As you may recall from my last article, a trademark is a source identifier. In other words, when a product is marked with a certain name and/or logo, we want the consumer to be able to identify the source of that product without being confused as to what the source may actually be.  The example that I often give to my clients is McDonald’s.  No matter where I am, I know exactly what I am getting if I go into a McDonald’s restaurant.  That is because I know the source of those goods when I walk in, and no matter which McDonald’s restaurant I am in, each of the products comes from the same source, which means that they are going to be very consistent throughout.

Think about it – if you go to a McDonald’s drive through in Key West, Florida, or in Portland, Maine, the cheeseburger that you get is going to taste identical – if not, it will be darn close.  That is why it is so important for McDonald’s to maintain certain standards.  You can bet that the folks in the corporate headquarters of McDonald’s would not tolerate a McDonald’s restaurant that puts out a product that is not up to their standards.  Such a product is bad for their brand.

Back to the infamous scene from Coming to America where Mr. McDowell was explaining why his restaurant is different from McDonald’s:

As you will note, after Mr. McDowell points out that he and the McDonald’s people have some sort of misunderstanding, he goes on to note the following differences:

  1. They’re McDonalds – I’m McDowell’s.
  2. They have the Golden Arches – I have the Golden Arcs.
  3. They got the Big Mac – I have the big Mic.
  4. My buns don’t have sesame seeds on them.

You can’t help but laugh when you hear him describing these differences and trying to justify why he does not infringe on the McDonald’s trademarks.  Again, trademark law is all about preventing confusion on the part of the consumer.  I agree that many of the things that Mr. McDowell is pointing our are differences, but in the mind of the consumer, these differences are so slight that there will likely be a confusion on the part of the consumer.  It is conceivable that a consumer could walk into a McDowell’s restaurant thinking that they are, indeed, walking into a McDonalds restaurant.

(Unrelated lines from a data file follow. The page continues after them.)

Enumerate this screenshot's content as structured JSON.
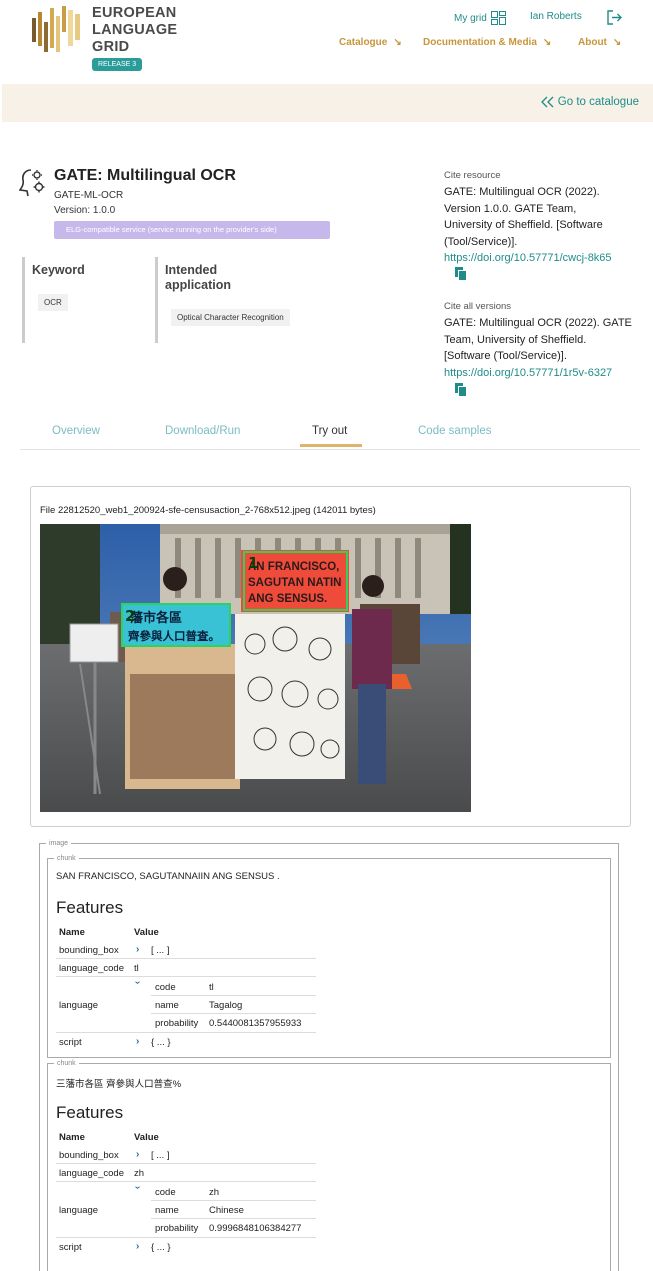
{
  "colors": {
    "teal": "#1f8c8a",
    "gold": "#c6973a",
    "badge_purple": "#c7b8eb",
    "tab_underline": "#e0b36a"
  },
  "header": {
    "logo_lines": [
      "EUROPEAN",
      "LANGUAGE",
      "GRID"
    ],
    "release": "RELEASE 3",
    "my_grid": "My grid",
    "user": "Ian Roberts",
    "nav": [
      "Catalogue",
      "Documentation & Media",
      "About"
    ]
  },
  "goto_catalogue": "Go to catalogue",
  "resource": {
    "title": "GATE: Multilingual OCR",
    "short_name": "GATE-ML-OCR",
    "version": "Version: 1.0.0",
    "elg_badge": "ELG-compatible service (service running on the provider's side)",
    "keyword_label": "Keyword",
    "keyword": "OCR",
    "intended_label_1": "Intended",
    "intended_label_2": "application",
    "intended": "Optical Character Recognition"
  },
  "cite": {
    "resource_label": "Cite resource",
    "resource_lines": [
      "GATE: Multilingual OCR (2022).",
      "Version 1.0.0. GATE Team,",
      "University of Sheffield. [Software",
      "(Tool/Service)]."
    ],
    "resource_doi": "https://doi.org/10.57771/cwcj-8k65",
    "all_label": "Cite all versions",
    "all_lines": [
      "GATE: Multilingual OCR (2022). GATE",
      "Team, University of Sheffield.",
      "[Software (Tool/Service)]."
    ],
    "all_doi": "https://doi.org/10.57771/1r5v-6327"
  },
  "tabs": [
    "Overview",
    "Download/Run",
    "Try out",
    "Code samples"
  ],
  "file": {
    "name": "File 22812520_web1_200924-sfe-censusaction_2-768x512.jpeg (142011 bytes)",
    "sign1_lines": [
      "AN FRANCISCO,",
      "SAGUTAN NATIN",
      "ANG SENSUS."
    ],
    "sign2_lines": [
      "藩市各區",
      "齊參與人口普查。"
    ],
    "box1_number": "1",
    "box2_number": "2"
  },
  "output": {
    "image_legend": "image",
    "chunk_legend": "chunk",
    "features_heading": "Features",
    "name_header": "Name",
    "value_header": "Value",
    "chunks": [
      {
        "text": "SAN FRANCISCO, SAGUTANNAIIN ANG SENSUS .",
        "bounding_box_label": "bounding_box",
        "bounding_box_value": "[ ... ]",
        "language_code_label": "language_code",
        "language_code_value": "tl",
        "language_label": "language",
        "code_label": "code",
        "code_value": "tl",
        "name_label": "name",
        "name_value": "Tagalog",
        "probability_label": "probability",
        "probability_value": "0.5440081357955933",
        "script_label": "script",
        "script_value": "{ ... }"
      },
      {
        "text": "三藩市各區 齊參與人口普查%",
        "bounding_box_label": "bounding_box",
        "bounding_box_value": "[ ... ]",
        "language_code_label": "language_code",
        "language_code_value": "zh",
        "language_label": "language",
        "code_label": "code",
        "code_value": "zh",
        "name_label": "name",
        "name_value": "Chinese",
        "probability_label": "probability",
        "probability_value": "0.9996848106384277",
        "script_label": "script",
        "script_value": "{ ... }"
      }
    ]
  }
}
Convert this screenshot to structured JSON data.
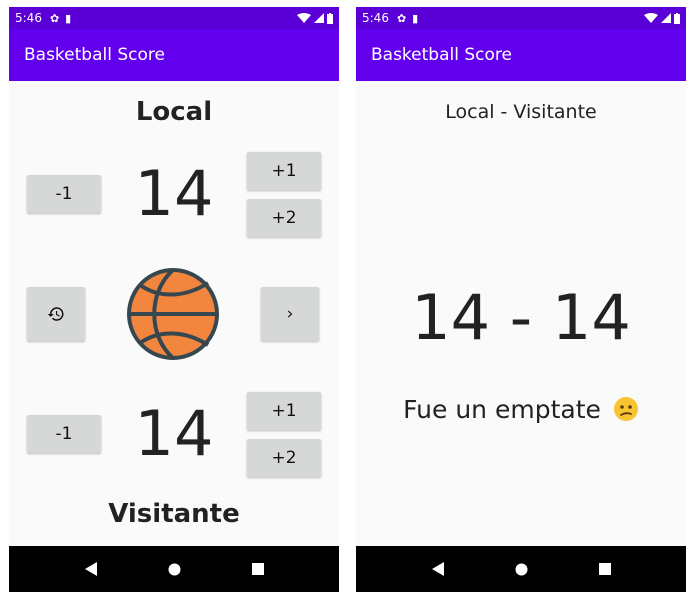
{
  "status_bar": {
    "time": "5:46"
  },
  "app": {
    "title": "Basketball Score"
  },
  "left": {
    "local_title": "Local",
    "local_score": "14",
    "visitor_title": "Visitante",
    "visitor_score": "14",
    "minus_label": "-1",
    "plus1_label": "+1",
    "plus2_label": "+2",
    "next_label": "›"
  },
  "right": {
    "matchup": "Local - Visitante",
    "final_score": "14 - 14",
    "result": "Fue un emptate"
  },
  "colors": {
    "status_bar": "#5a00d6",
    "app_bar": "#6200ee",
    "button": "#d6d7d7",
    "ball": "#f2863f",
    "ball_lines": "#37474f"
  }
}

On another note – at the very least, this could be considered trademark dilution.  I’ll discuss trademark dilution in another article.  I hope this gives you an idea that you do not need to use the exact trademark of another in order to infringe on the trademark rights of another.  One that is confusingly similar may also be considered to infringe if the goods and services are similar to those used in connection with the trademark. Similarly, however, you may be able to use the same exact trademark as someone else, provided that your use of that mark does not cause confusion.  More on the intricacies of trademark law in future articles.